Another Kind of Loving and Beyond the Broken Gate are the first two parts of a trilogy, called
Distant Voices, conceived by the author Sylvie Nickels after moving back from travel journalism to her first love: fiction. What makes them shine amid all the crowd of books published every day is the vividness of the descriptions, the humanity of the characters and of course the stories themselves. Her love for the Balkan countries, her work as a journalist and her passion for people’s stories come beautifully to life in these touching and enjoyable novels.
The first book,
Another Kind of Loving, tells the story of a man and a woman who decide to foster a child from Bosnia. The coming of the little girl in their lives means many different things for each one of them and they subsequently react differently to her existence, letting at times their weakest points come out. Minkie, the young Bosnian girl, serves as a lens, through which the author depicts a view of Middle England from a different perspective. She also serves as a
trait d’union with the second book,
Beyond the Broken Gate. Together with the continuation of Minkie’s story, when she gets back from Bosnia to the UK, two more lives cross hers: Rowena’s, whose grandfather died in WWII - she goes back to the UK from Australia to find her family’s origins - and Luke’s, whose grandfather fought in the First World War after which he was suspected of child abuse. Luke looks through his memoirs and tries to rebuild his granddad’s experiences to redeem his reputation and his memory. These three existences, all with an indirect wartime experience, run parallel and cross at times in the small English village of Daerley Green, Oxfordshire, from which the
personae of the books will move in search of their roots.
Once again, within
Beyond the Broken Gate the war is not only an echo.
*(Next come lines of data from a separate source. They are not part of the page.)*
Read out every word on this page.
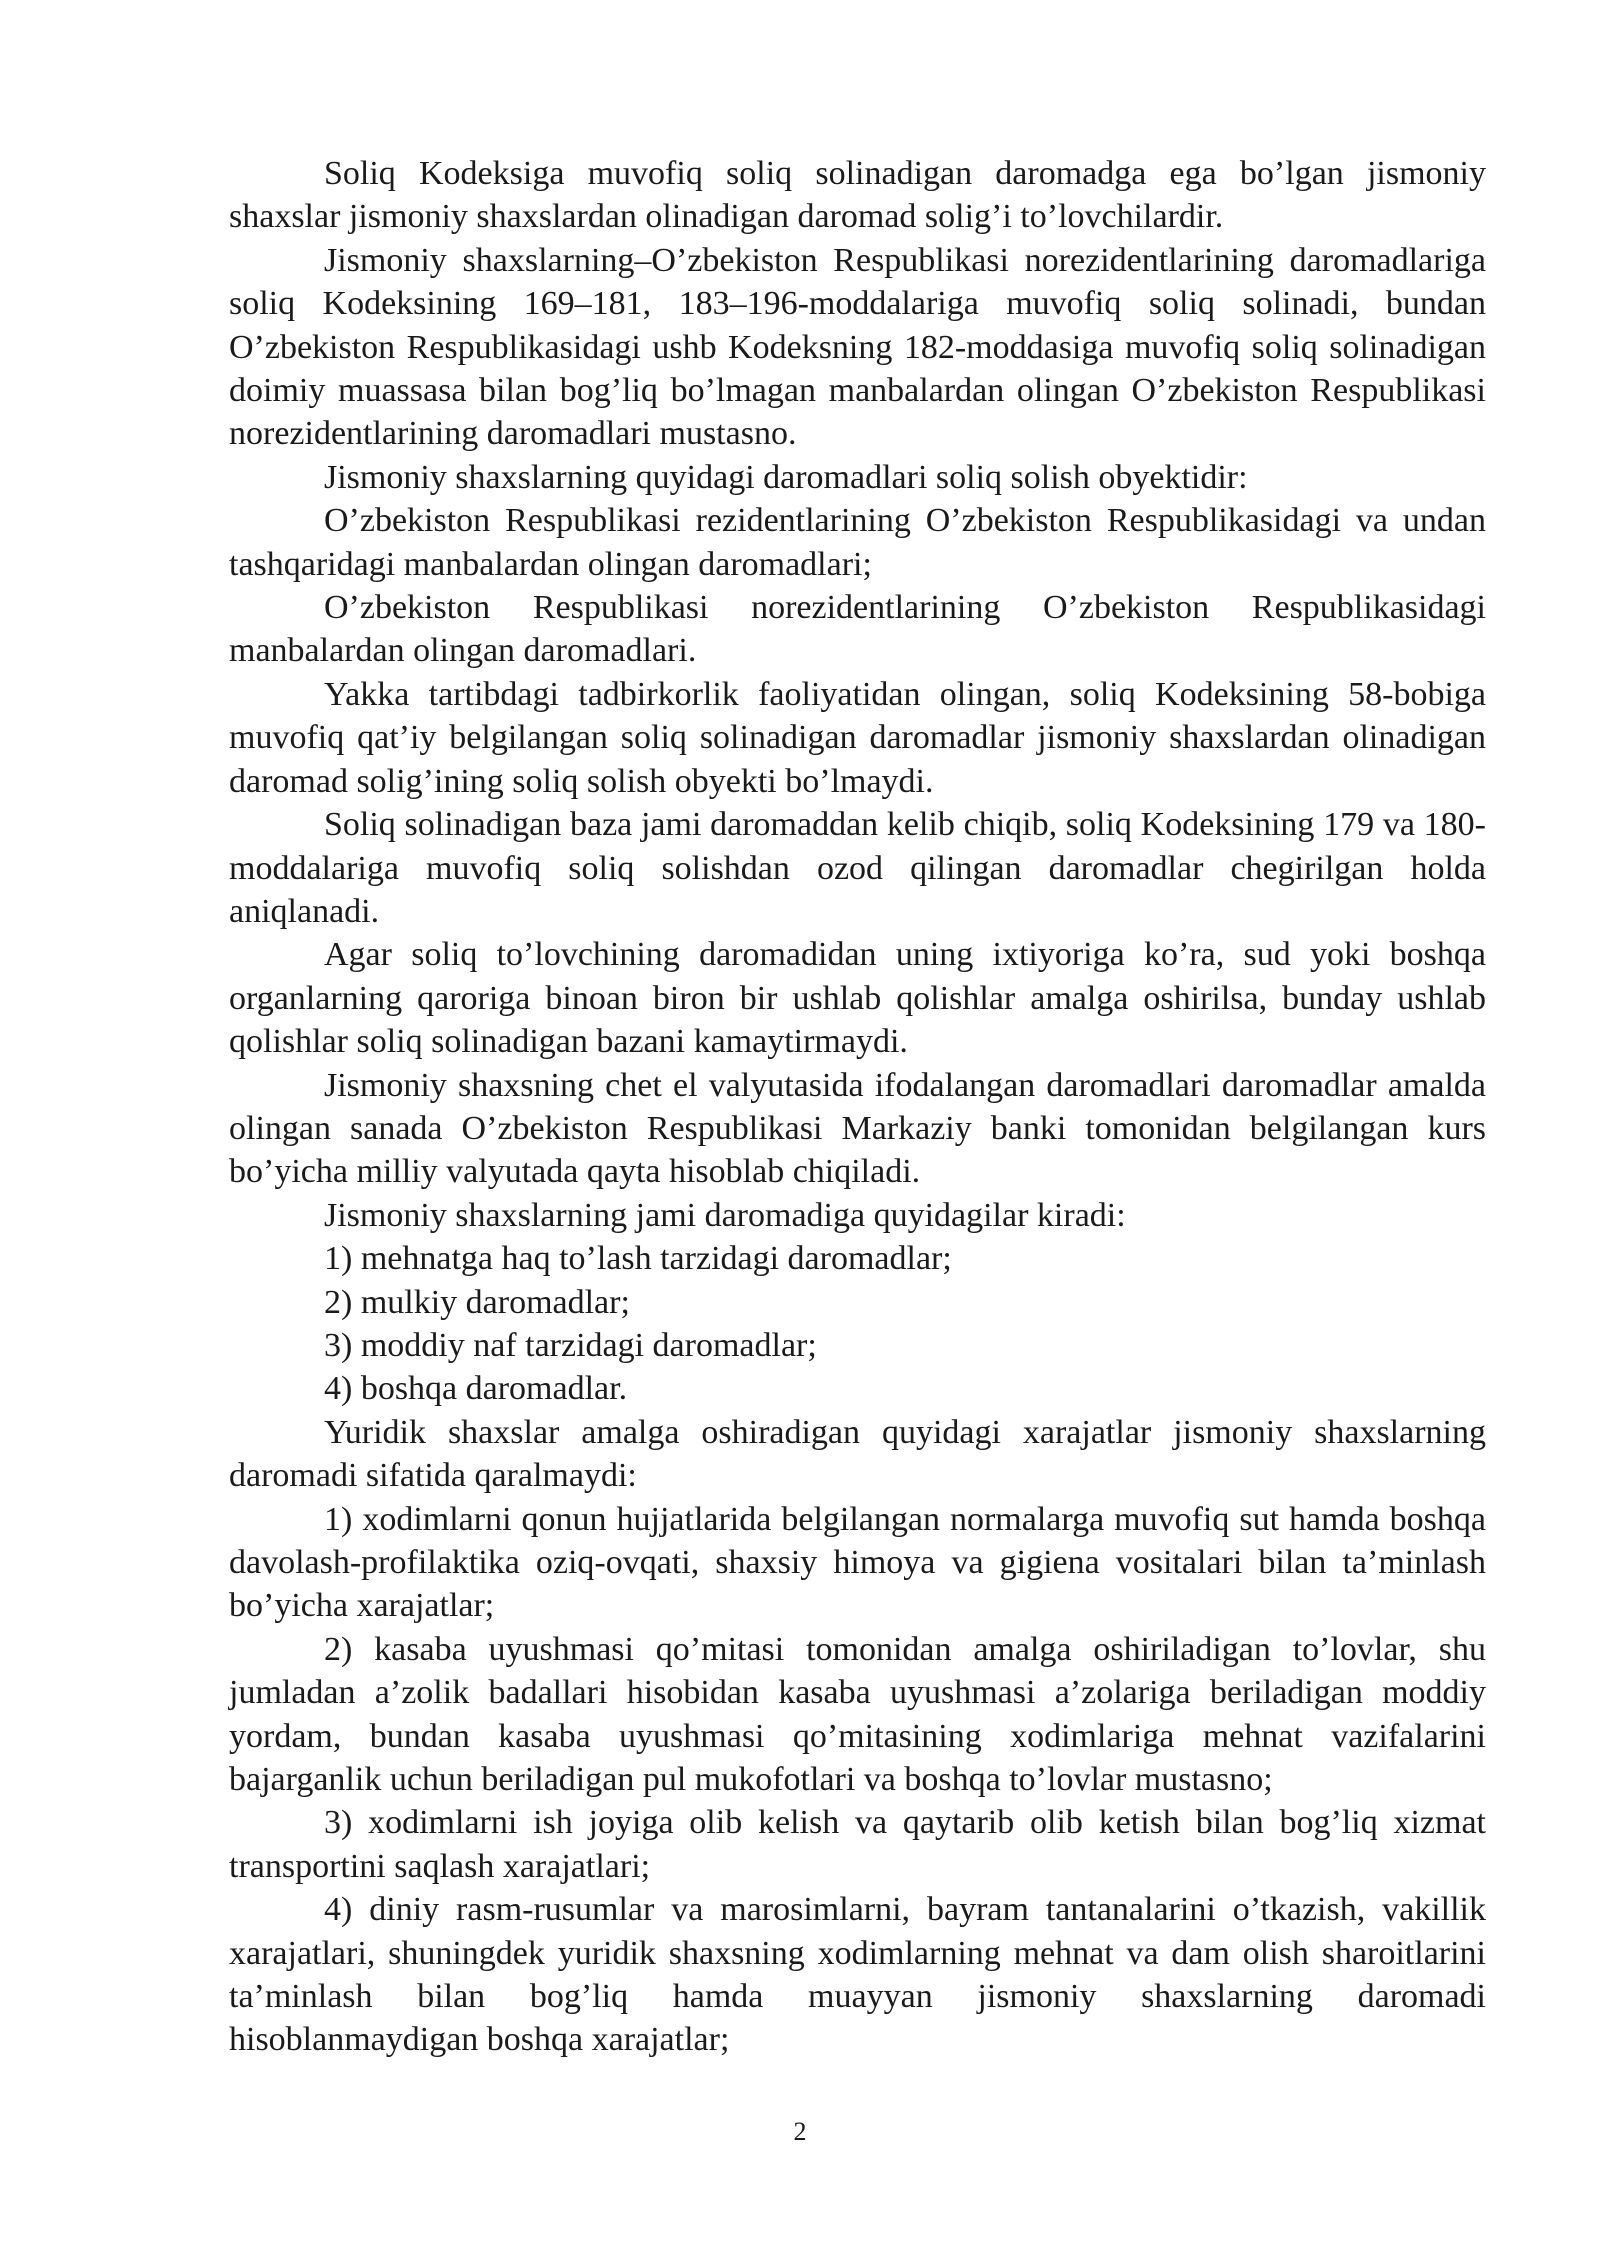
Soliq Kodeksiga muvofiq soliq solinadigan daromadga ega bo’lgan jismoniy shaxslar jismoniy shaxslardan olinadigan daromad solig’i to’lovchilardir.

Jismoniy shaxslarning–O’zbekiston Respublikasi norezidentlarining daromadlariga soliq Kodeksining 169–181, 183–196-moddalariga muvofiq soliq solinadi, bundan O’zbekiston Respublikasidagi ushb Kodeksning 182-moddasiga muvofiq soliq solinadigan doimiy muassasa bilan bog’liq bo’lmagan manbalardan olingan O’zbekiston Respublikasi norezidentlarining daromadlari mustasno.

Jismoniy shaxslarning quyidagi daromadlari soliq solish obyektidir:

O’zbekiston Respublikasi rezidentlarining O’zbekiston Respublikasidagi va undan tashqaridagi manbalardan olingan daromadlari;

O’zbekiston Respublikasi norezidentlarining O’zbekiston Respublikasidagi manbalardan olingan daromadlari.

Yakka tartibdagi tadbirkorlik faoliyatidan olingan, soliq Kodeksining 58-bobiga muvofiq qat’iy belgilangan soliq solinadigan daromadlar jismoniy shaxslardan olinadigan daromad solig’ining soliq solish obyekti bo’lmaydi.

Soliq solinadigan baza jami daromaddan kelib chiqib, soliq Kodeksining 179 va 180-moddalariga muvofiq soliq solishdan ozod qilingan daromadlar chegirilgan holda aniqlanadi.

Agar soliq to’lovchining daromadidan uning ixtiyoriga ko’ra, sud yoki boshqa organlarning qaroriga binoan biron bir ushlab qolishlar amalga oshirilsa, bunday ushlab qolishlar soliq solinadigan bazani kamaytirmaydi.

Jismoniy shaxsning chet el valyutasida ifodalangan daromadlari daromadlar amalda olingan sanada O’zbekiston Respublikasi Markaziy banki tomonidan belgilangan kurs bo’yicha milliy valyutada qayta hisoblab chiqiladi.

Jismoniy shaxslarning jami daromadiga quyidagilar kiradi:

1) mehnatga haq to’lash tarzidagi daromadlar;

2) mulkiy daromadlar;

3) moddiy naf tarzidagi daromadlar;

4) boshqa daromadlar.

Yuridik shaxslar amalga oshiradigan quyidagi xarajatlar jismoniy shaxslarning daromadi sifatida qaralmaydi:

1) xodimlarni qonun hujjatlarida belgilangan normalarga muvofiq sut hamda boshqa davolash-profilaktika oziq-ovqati, shaxsiy himoya va gigiena vositalari bilan ta’minlash bo’yicha xarajatlar;

2) kasaba uyushmasi qo’mitasi tomonidan amalga oshiriladigan to’lovlar, shu jumladan a’zolik badallari hisobidan kasaba uyushmasi a’zolariga beriladigan moddiy yordam, bundan kasaba uyushmasi qo’mitasining xodimlariga mehnat vazifalarini bajarganlik uchun beriladigan pul mukofotlari va boshqa to’lovlar mustasno;

3) xodimlarni ish joyiga olib kelish va qaytarib olib ketish bilan bog’liq xizmat transportini saqlash xarajatlari;

4) diniy rasm-rusumlar va marosimlarni, bayram tantanalarini o’tkazish, vakillik xarajatlari, shuningdek yuridik shaxsning xodimlarning mehnat va dam olish sharoitlarini ta’minlash bilan bog’liq hamda muayyan jismoniy shaxslarning daromadi hisoblanmaydigan boshqa xarajatlar;

2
In the aftermath of September 2001, whose destructive meaning is where the title comes from, all the characters are affected by their own war and feel its consequence in their personal ways. The wars and the characters’ reaction to them represent a perfect portrait of the cause/effect cycle, where each single event has its consequences. In Sylvie Nickels’ works, these consequences gently intermingle and naturally turn out to be the stories of her characters. Sylvie’s experience and talent as a travel writer are visible; but she also shows great narrative skills and the ability of putting together a highly involving and compelling story.
The third book,
Long Shadows, is available from March 2010.